Dive Brief:
- The United States government is on track to reduce its scope 3 emissions by 30% by 2030, a delegation representing the country said at the COP29 climate conference in Baku, Azerbaijan last week. The target amounts to a reduction of 40 million metric tons of carbon dioxide annually, according to a White House fact sheet.
- The update was disclosed alongside data on the federal government’s scope 3 footprint across the supply chain, fuel and energy-related emissions, transportation and more. The Biden-Harris administration said the report provided the “first comprehensive measurement” of such emissions, according to the Nov. 21 press release.
- The U.S. delegation at COP29 — led by President Joe Biden’s Senior Advisor for International Climate Policy John Podesta — also said the country launched an alliance which aims to slash scope 3 or indirect emissions generated by global governments. The “Government Scope 3 Alliance” currently counts the U.S. federal government and Canada, as well as the states of California, Colorado, Massachusetts, and Washington as members.
Dive Insight:
Scope 3 emissions account for approximately two-thirds of total emissions from the federal government — which includes the office of the president, Congress and federal courts — according to an estimate from the Biden-Harris administration. Data unveiled last week showed that the U.S. government’s supply chain emissions alone amounted to 120,900,831 metric tons of carbon dioxide equivalent in 2023, making up over 89% of total government scope 3 emissions last year.
A federal government’s supply chain includes all activities and processes associated with procuring, storing and distributing goods and services to government agencies and legislative and judicial branches, according to the IBM Center for The Business of Government. These can include the distribution and transportation of raw materials, goods, services, funds and more needed for government operations.
Last week’s scope 3 figures were supplemented by a supplier climate scorecard that detailed which of the top 200 federal suppliers disclosed their respective greenhouse gas emissions, set science-based climate targets, evaluated climate-related risks and established a climate transition plan. Suppliers mentioned include Boeing, Honeywell, Dell Technologies, IBM, Booz Allen Hamilton and UnitedHealth Group.
Of the 200 federal suppliers mentioned on the scorecard, 40 — or 20% — have taken action across all four sustainability metrics.
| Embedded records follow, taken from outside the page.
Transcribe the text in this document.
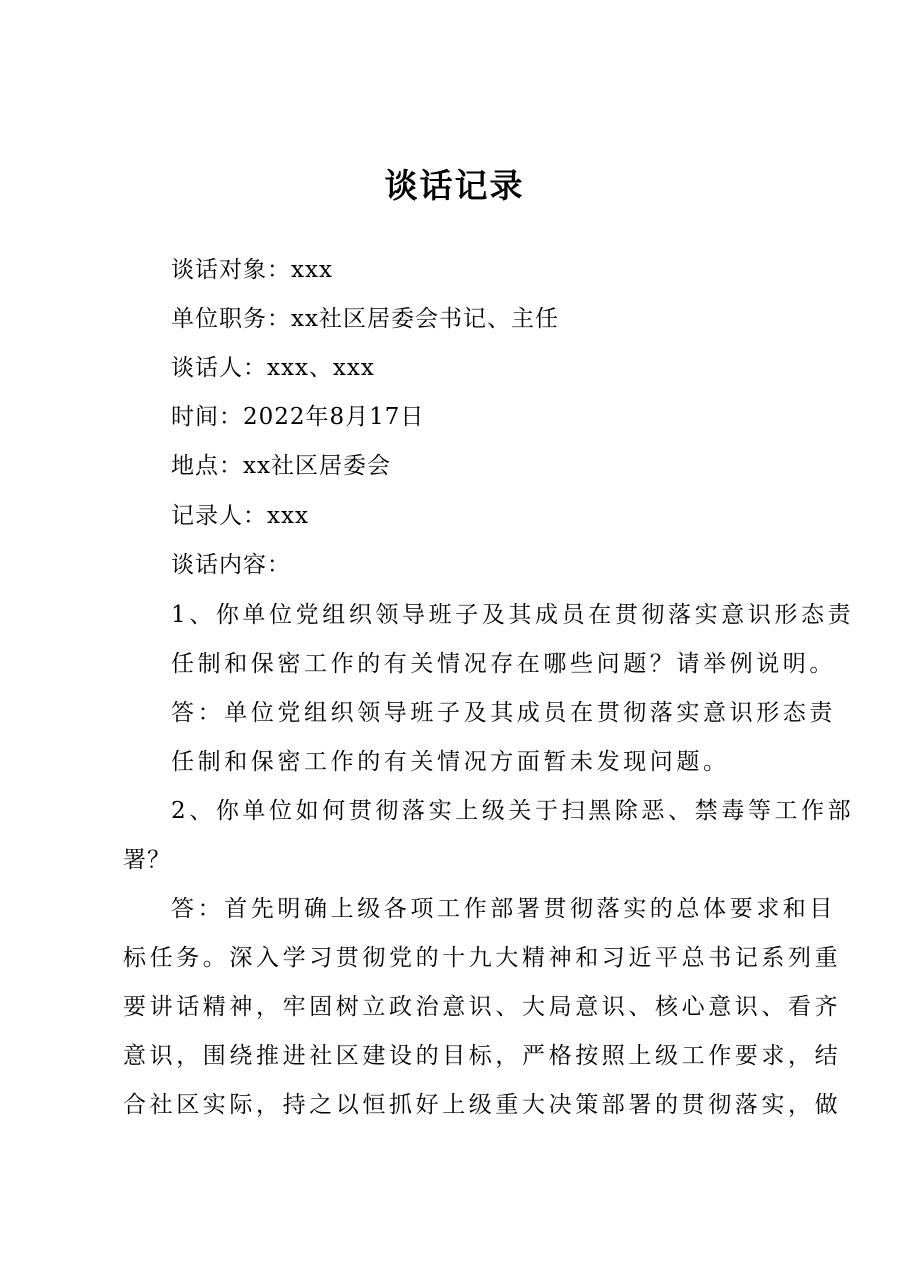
谈话记录
谈话对象：xxx
单位职务：xx社区居委会书记、主任
谈话人：xxx、xxx
时间：2022年8月17日
地点：xx社区居委会
记录人：xxx
谈话内容：
1、你单位党组织领导班子及其成员在贯彻落实意识形态责
任制和保密工作的有关情况存在哪些问题？请举例说明。
答：单位党组织领导班子及其成员在贯彻落实意识形态责
任制和保密工作的有关情况方面暂未发现问题。
2、你单位如何贯彻落实上级关于扫黑除恶、禁毒等工作部
署？
答：首先明确上级各项工作部署贯彻落实的总体要求和目
标任务。深入学习贯彻党的十九大精神和习近平总书记系列重
要讲话精神，牢固树立政治意识、大局意识、核心意识、看齐
意识，围绕推进社区建设的目标，严格按照上级工作要求，结
合社区实际，持之以恒抓好上级重大决策部署的贯彻落实，做
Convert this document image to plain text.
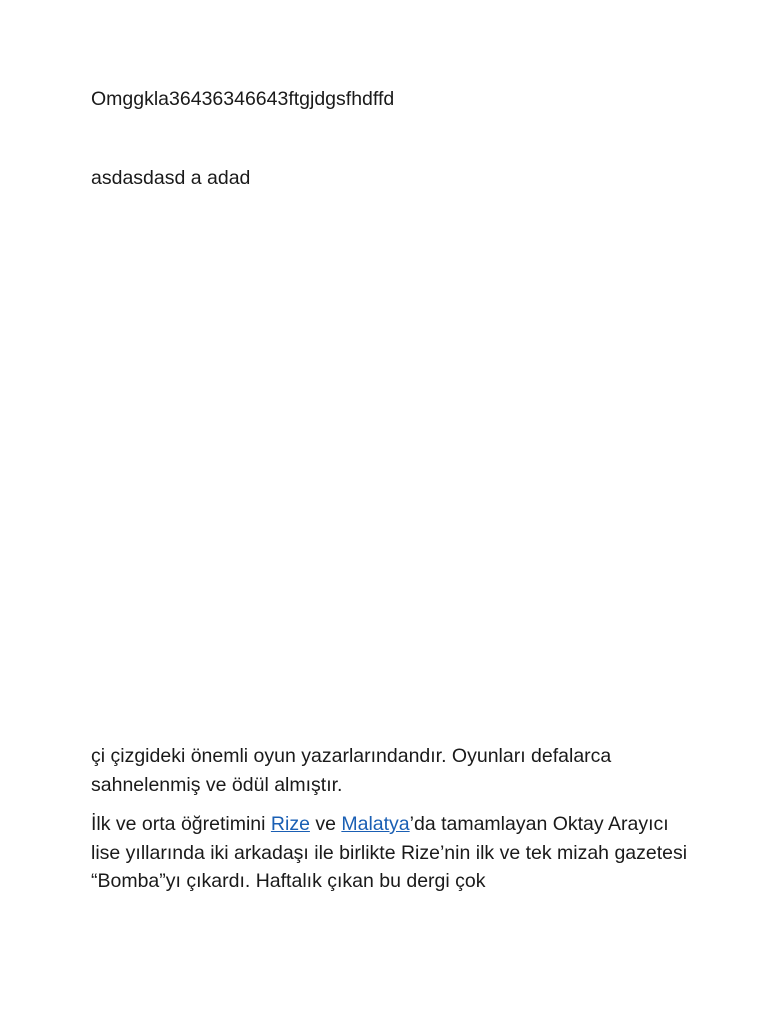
Omggkla36436346643ftgjdgsfhdffd

asdasdasd a adad

çi çizgideki önemli oyun yazarlarındandır. Oyunları defalarca sahnelenmiş ve ödül almıştır.

İlk ve orta öğretimini Rize ve Malatya’da tamamlayan Oktay Arayıcı lise yıllarında iki arkadaşı ile birlikte Rize’nin ilk ve tek mizah gazetesi “Bomba”yı çıkardı. Haftalık çıkan bu dergi çok
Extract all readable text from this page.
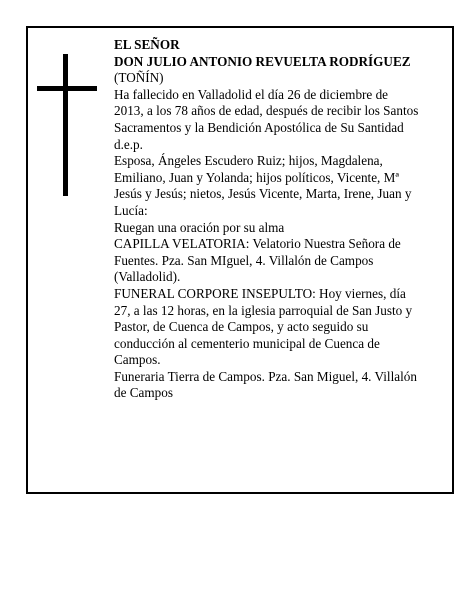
EL SEÑOR

DON JULIO ANTONIO REVUELTA RODRÍGUEZ

(TOÑÍN)

Ha fallecido en Valladolid el día 26 de diciembre de 2013, a los 78 años de edad, después de recibir los Santos Sacramentos y la Bendición Apostólica de Su Santidad

d.e.p.

Esposa, Ángeles Escudero Ruiz; hijos, Magdalena, Emiliano, Juan y Yolanda; hijos políticos, Vicente, Mª Jesús y Jesús; nietos, Jesús Vicente, Marta, Irene, Juan y Lucía:

Ruegan una oración por su alma

CAPILLA VELATORIA: Velatorio Nuestra Señora de Fuentes. Pza. San MIguel, 4. Villalón de Campos (Valladolid).

FUNERAL CORPORE INSEPULTO: Hoy viernes, día 27, a las 12 horas, en la iglesia parroquial de San Justo y Pastor, de Cuenca de Campos, y acto seguido su conducción al cementerio municipal de Cuenca de Campos.

Funeraria Tierra de Campos. Pza. San Miguel, 4. Villalón de Campos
The government’s biggest supplier Lockheed Martin — a global security, defense and aerospace contractor — accounted for over $71.6 billion in federal spending in 2023 and disclosed information on all categories except science-based targets, according to the scorecard.
The U.S. COP29 delegation included officials from more than 20 departments, agencies and organizations, such as the energy secretary, secretary of agriculture and the chair of the White House Council on Environmental Quality. However, it notably lacked the attendance of Biden, despite the U.S. being one of the top climate polluting countries.
The United Nations’ annual climate summit commenced days after former President Donald Trump was elected to a second term in the White House — an outcome that experts fear could have a major impact on future U.S. actions of climate and ESG.
A second Trump administration could lead to an additional 4 billion tonnes of carbon dioxide emissions by 2030 and cause global climate damages worth over $900 billion, according to an analysis from Carbon Brief earlier this year. The report also concluded that the U.S. would “very likely” miss its Paris Agreement-aligned decarbonization targets by a “wide margin” under a second Trump term. The U.S. currently has a goal of reducing emissions by 50% to 52% by 2030, but the Carbon Brief estimate said the nation’s emissions would be expected to only fall 28% below 2005 levels by the end of the decade.